[Python-Dev] RE: [Patches] [Patch #102915] xreadlines : readlines :: xrange : range

Tim Peters tim.one@home.com
Tue, 9 Jan 2001 02:35:09 -0500

> Are you sure Perl still uses stdio at all?

I've got solid answers now, but I'll paraphrase them anonymously to save the
bother of untangling multi-person email etiquette snarls:

+ Yes, Perl uses platform stdio.  Usually.  Yes on Windows anyway.

+ But Perl "cheats" on Windows (well, everywhere it can ...), as I've
explained in great detail half a dozen times over the years.  No reason to
retract any of that.

+ The cheating is not thread-safe.

+ The last stab at threads accessible from Perl was an experiment that got
dropped.  There are no user-muckable threads in std Perl builds.

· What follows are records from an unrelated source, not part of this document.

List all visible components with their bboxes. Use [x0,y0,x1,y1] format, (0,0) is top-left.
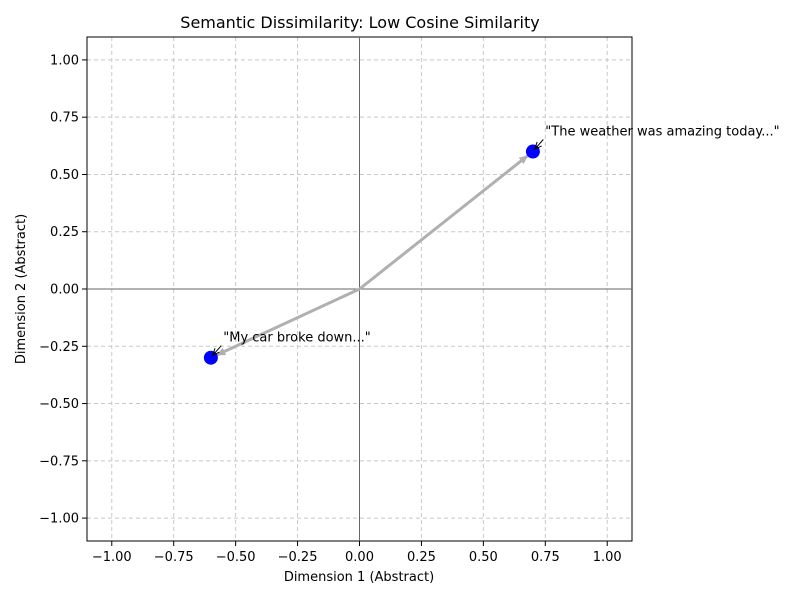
y-tick-label: 0.50 [50,168,79,183]
annotation-arrow-1 [535,139,544,150]
x-tick-label: 0.50 [469,550,498,565]
y-axis-label: Dimension 2 (Abstract) [14,214,29,364]
chart-title: Semantic Dissimilarity: Low Cosine Simil… [180,13,539,32]
x-tick-label: 0.25 [407,550,436,565]
y-tick-label: 0.00 [50,283,79,298]
data-point-2 [203,350,218,365]
annotation-layer: "The weather was amazing today..." "My ca… [213,125,780,356]
vector-layer [215,154,530,357]
annotation-arrow-2 [213,345,222,356]
vector-arrow-2 [215,287,361,357]
vector-arrow-1 [358,154,530,291]
x-axis-label: Dimension 1 (Abstract) [284,570,434,585]
x-tick-label: −0.50 [216,550,256,565]
x-tick-label: −0.25 [278,550,318,565]
y-tick-label: −0.25 [39,340,79,355]
y-tick-label: −1.00 [39,512,79,527]
x-tick-label: 0.00 [345,550,374,565]
annotation-label-2: "My car broke down..." [223,331,371,346]
x-tick-label: −1.00 [92,550,132,565]
y-tick-label: 0.75 [50,111,79,126]
y-tick-label: −0.75 [39,454,79,469]
data-point-1 [525,144,540,159]
y-tick-label: 0.25 [50,225,79,240]
x-tick-label: 0.75 [531,550,560,565]
annotation-label-1: "The weather was amazing today..." [545,125,779,140]
x-tick-label: 1.00 [593,550,622,565]
y-tick-label: −0.50 [39,397,79,412]
x-tick-label: −0.75 [154,550,194,565]
y-tick-label: 1.00 [50,53,79,68]
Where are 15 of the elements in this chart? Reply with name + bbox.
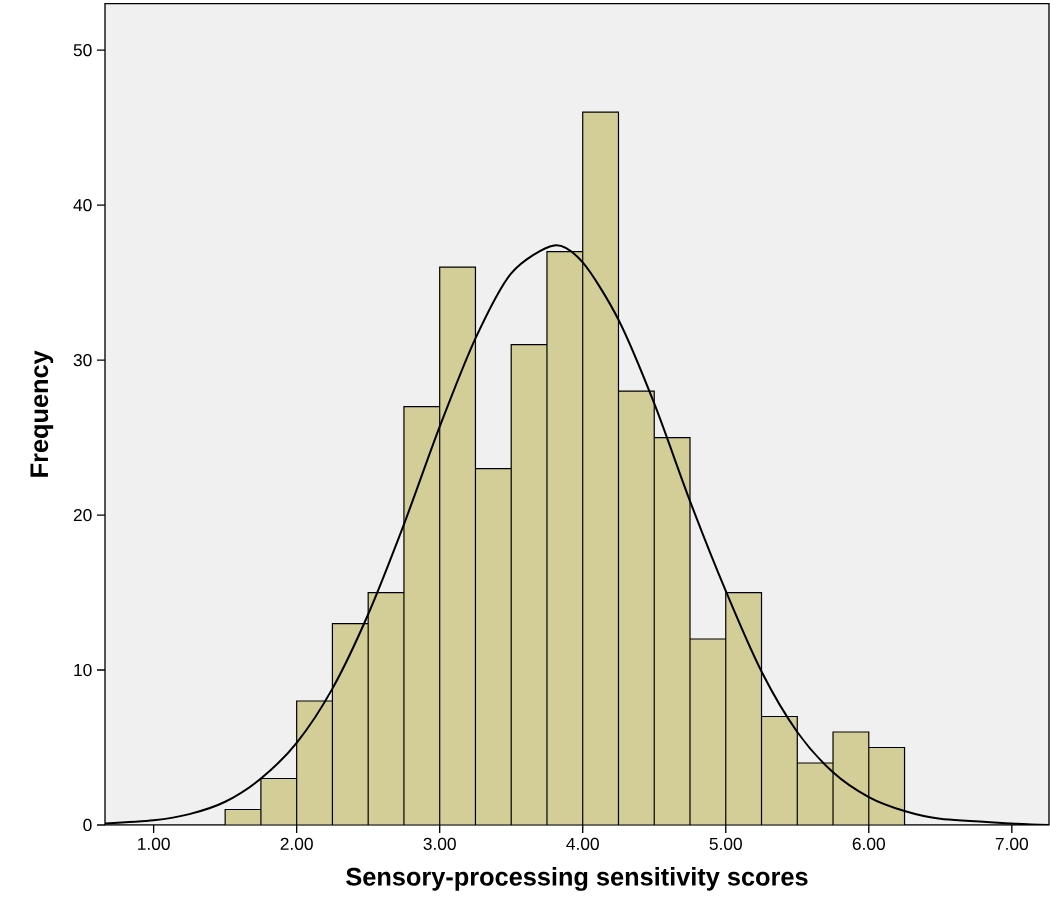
x-tick-label: 1.00: [138, 837, 170, 850]
y-tick-label: 20: [73, 508, 92, 522]
x-axis-title: Sensory-processing sensitivity scores: [346, 867, 808, 891]
y-tick-label: 0: [83, 818, 92, 832]
y-tick-label: 40: [73, 198, 92, 212]
y-tick-label: 10: [74, 663, 92, 677]
y-axis-title: Frequency: [30, 350, 54, 477]
y-tick-label: 30: [73, 353, 92, 367]
x-tick-label: 2.00: [280, 837, 313, 850]
x-tick-label: 4.00: [566, 837, 599, 850]
x-tick-label: 7.00: [995, 837, 1029, 850]
x-tick-label: 6.00: [852, 837, 885, 850]
y-tick-label: 50: [73, 44, 92, 57]
x-tick-label: 5.00: [709, 837, 742, 850]
x-tick-label: 3.00: [423, 837, 456, 850]
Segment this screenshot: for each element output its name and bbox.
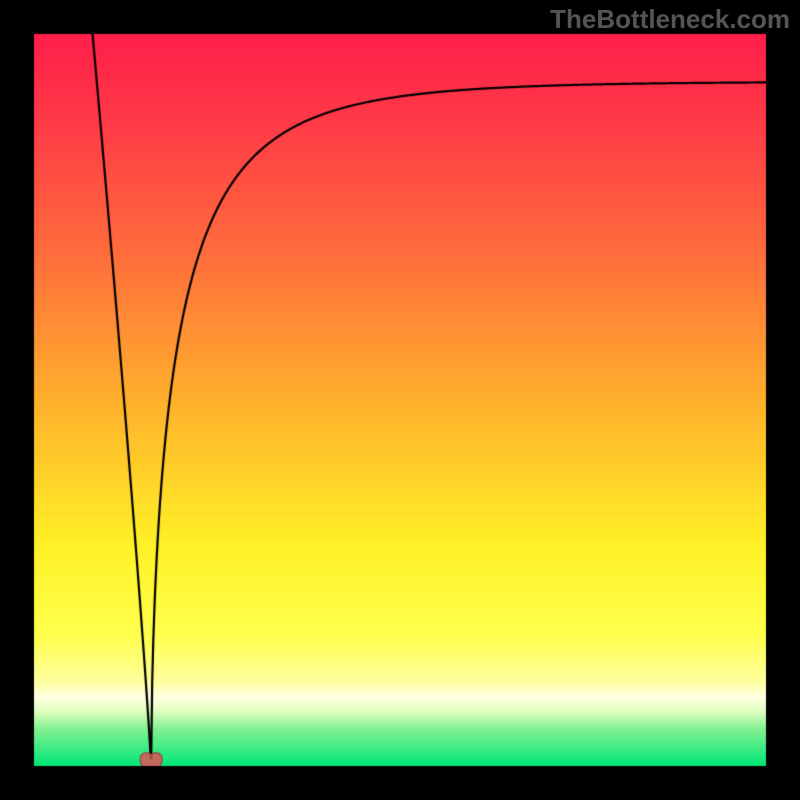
chart-container: TheBottleneck.com [0, 0, 800, 800]
bottleneck-curve-chart [0, 0, 800, 800]
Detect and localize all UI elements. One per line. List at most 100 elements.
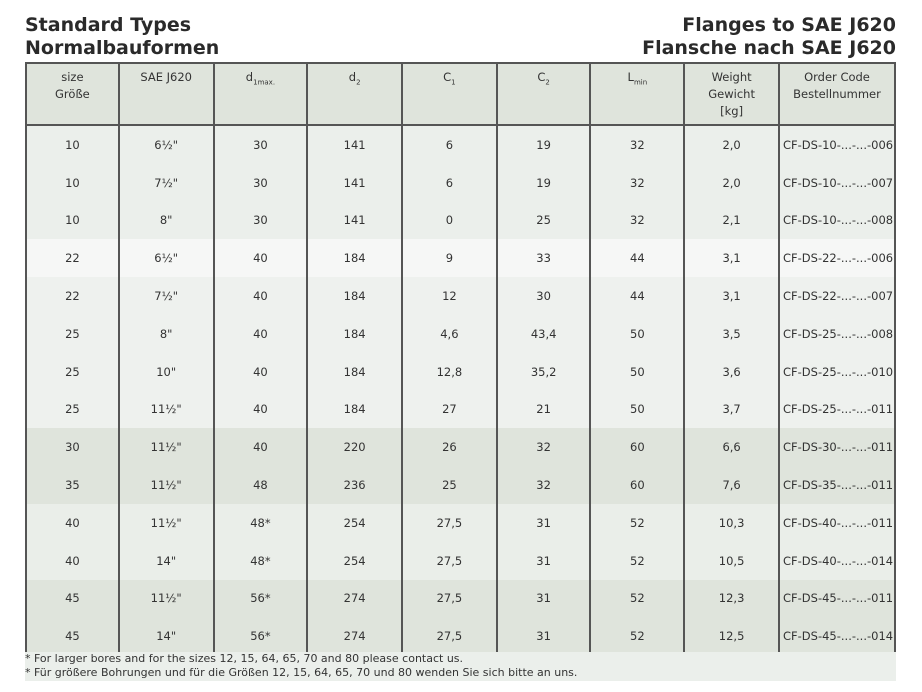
table-cell: 56*	[212, 617, 309, 658]
table-cell: CF-DS-45-...-...-011	[778, 579, 896, 618]
header-order-code: Order Code Bestellnummer	[778, 62, 896, 126]
table-cell: 254	[306, 541, 404, 580]
table-cell: 2,1	[683, 201, 781, 240]
header-c1: C1	[401, 62, 498, 126]
table-cell: 184	[306, 390, 404, 429]
table-cell: 141	[306, 163, 404, 202]
table-cell: 25	[25, 390, 120, 429]
table-cell: CF-DS-35-...-...-011	[778, 466, 896, 504]
table-cell: 12	[401, 277, 498, 315]
table-cell: 43,4	[495, 314, 592, 353]
table-cell: 52	[589, 503, 686, 542]
title-right-de: Flansche nach SAE J620	[642, 37, 896, 59]
table-cell: 12,5	[683, 617, 781, 658]
table-cell: 31	[495, 617, 592, 658]
table-row: 22 6½" 40 184 9 33 44 3,1 CF-DS-22-...-...-006	[25, 239, 896, 278]
table-row: 22 7½" 40 184 12 30 44 3,1 CF-DS-22-...-...-007	[25, 277, 896, 315]
table-cell: CF-DS-45-...-...-014	[778, 617, 896, 658]
table-cell: 40	[25, 503, 120, 542]
table-cell: 0	[401, 201, 498, 240]
table-cell: 48*	[212, 503, 309, 542]
table-cell: 141	[306, 201, 404, 240]
header-d1: d1max.	[212, 62, 309, 126]
table-cell: CF-DS-40-...-...-011	[778, 503, 896, 542]
table-cell: 236	[306, 466, 404, 504]
footnote-de: * Für größere Bohrungen und für die Größ…	[25, 666, 578, 679]
table-cell: 3,5	[683, 314, 781, 353]
table-cell: 40	[212, 314, 309, 353]
table-cell: 7½"	[117, 163, 215, 202]
table-cell: 11½"	[117, 503, 215, 542]
table-cell: 19	[495, 125, 592, 164]
table-cell: 32	[495, 466, 592, 504]
table-cell: 2,0	[683, 163, 781, 202]
table-cell: 14"	[117, 617, 215, 658]
table-row: 30 11½" 40 220 26 32 60 6,6 CF-DS-30-...-...-011	[25, 428, 896, 467]
header-sae: SAE J620	[117, 62, 215, 126]
table-cell: 184	[306, 239, 404, 278]
table-cell: 45	[25, 579, 120, 618]
table-cell: 10	[25, 125, 120, 164]
table-cell: 40	[212, 390, 309, 429]
table-cell: 184	[306, 352, 404, 391]
table-cell: 27,5	[401, 579, 498, 618]
table-cell: 26	[401, 428, 498, 467]
table-cell: 6½"	[117, 239, 215, 278]
table-cell: 7½"	[117, 277, 215, 315]
table-cell: 25	[25, 314, 120, 353]
table-row: 25 10" 40 184 12,8 35,2 50 3,6 CF-DS-25-...-...-…	[25, 352, 896, 391]
table-cell: 44	[589, 277, 686, 315]
table-cell: 60	[589, 428, 686, 467]
table-cell: 9	[401, 239, 498, 278]
table-cell: 31	[495, 579, 592, 618]
table-cell: 220	[306, 428, 404, 467]
table-cell: 7,6	[683, 466, 781, 504]
table-cell: 4,6	[401, 314, 498, 353]
table-cell: 40	[212, 239, 309, 278]
header-lmin: Lmin	[589, 62, 686, 126]
table-cell: 30	[495, 277, 592, 315]
table-cell: 11½"	[117, 428, 215, 467]
table-cell: 52	[589, 541, 686, 580]
table-cell: 21	[495, 390, 592, 429]
table-cell: 10	[25, 201, 120, 240]
table-cell: 10	[25, 163, 120, 202]
table-cell: CF-DS-10-...-...-007	[778, 163, 896, 202]
table-cell: 8"	[117, 201, 215, 240]
table-cell: 12,3	[683, 579, 781, 618]
table-cell: 274	[306, 579, 404, 618]
table-cell: 11½"	[117, 466, 215, 504]
table-row: 25 8" 40 184 4,6 43,4 50 3,5 CF-DS-25-...-...-00…	[25, 314, 896, 353]
table-cell: 27	[401, 390, 498, 429]
table-cell: 10"	[117, 352, 215, 391]
table-cell: CF-DS-22-...-...-007	[778, 277, 896, 315]
title-left: Standard Types Normalbauformen	[25, 14, 219, 60]
table-cell: 48	[212, 466, 309, 504]
table-row: 40 14" 48* 254 27,5 31 52 10,5 CF-DS-40-...-...-…	[25, 541, 896, 580]
table-cell: 12,8	[401, 352, 498, 391]
table-cell: 32	[589, 125, 686, 164]
table-cell: 56*	[212, 579, 309, 618]
table-cell: 3,1	[683, 239, 781, 278]
table-cell: 44	[589, 239, 686, 278]
table-cell: 19	[495, 163, 592, 202]
title-right: Flanges to SAE J620 Flansche nach SAE J6…	[642, 14, 896, 60]
table-cell: 60	[589, 466, 686, 504]
table-cell: 22	[25, 239, 120, 278]
footnotes: * For larger bores and for the sizes 12,…	[25, 652, 896, 681]
flange-table: size Größe SAE J620 d1max. d2 C1 C2 Lmin …	[25, 62, 896, 658]
table-row: 10 7½" 30 141 6 19 32 2,0 CF-DS-10-...-...-007	[25, 163, 896, 202]
table-row: 45 14" 56* 274 27,5 31 52 12,5 CF-DS-45-...-...-…	[25, 617, 896, 658]
table-cell: 52	[589, 579, 686, 618]
table-cell: 184	[306, 277, 404, 315]
table-cell: 6½"	[117, 125, 215, 164]
table-cell: 184	[306, 314, 404, 353]
table-cell: CF-DS-22-...-...-006	[778, 239, 896, 278]
table-cell: 141	[306, 125, 404, 164]
table-cell: 30	[212, 125, 309, 164]
header-size: size Größe	[25, 62, 120, 126]
table-cell: 40	[25, 541, 120, 580]
table-cell: 48*	[212, 541, 309, 580]
table-cell: 35,2	[495, 352, 592, 391]
table-cell: 8"	[117, 314, 215, 353]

+ But there is a notion of threads available at the C level.

+ This latter notion of threads is used to implement Perl's fork() on
Windows, so can be exploited to test Windows Perl thread safety without
writing a Perl extension module in C.

+ This Perl program (very much like the 2-threaded one I just posted for
Python) uses that trick:

sub counter {
    my $nc = 0;
    while (<FILE>) {
        $nc += length;
    print "num bytes seen = $nc\n";

open(FILE, "ga");
binmode FILE;


Under the covers, that really shares the FILE filehandle on Windows via
threads.  Running it multiple times yields multiple wild results; the number
of bytes seen by parent and child rarely sum to the number of bytes actually
in the input file ("ga").  The most common output for me is that one thread
sees the entire file, while the other sees "a lot" of it (since the Perl
inner loop registerizes its FILE* struct member shadows for as long as
possible, that's actually what I expected).

So the code is exactly as thread-unsafe as it looked.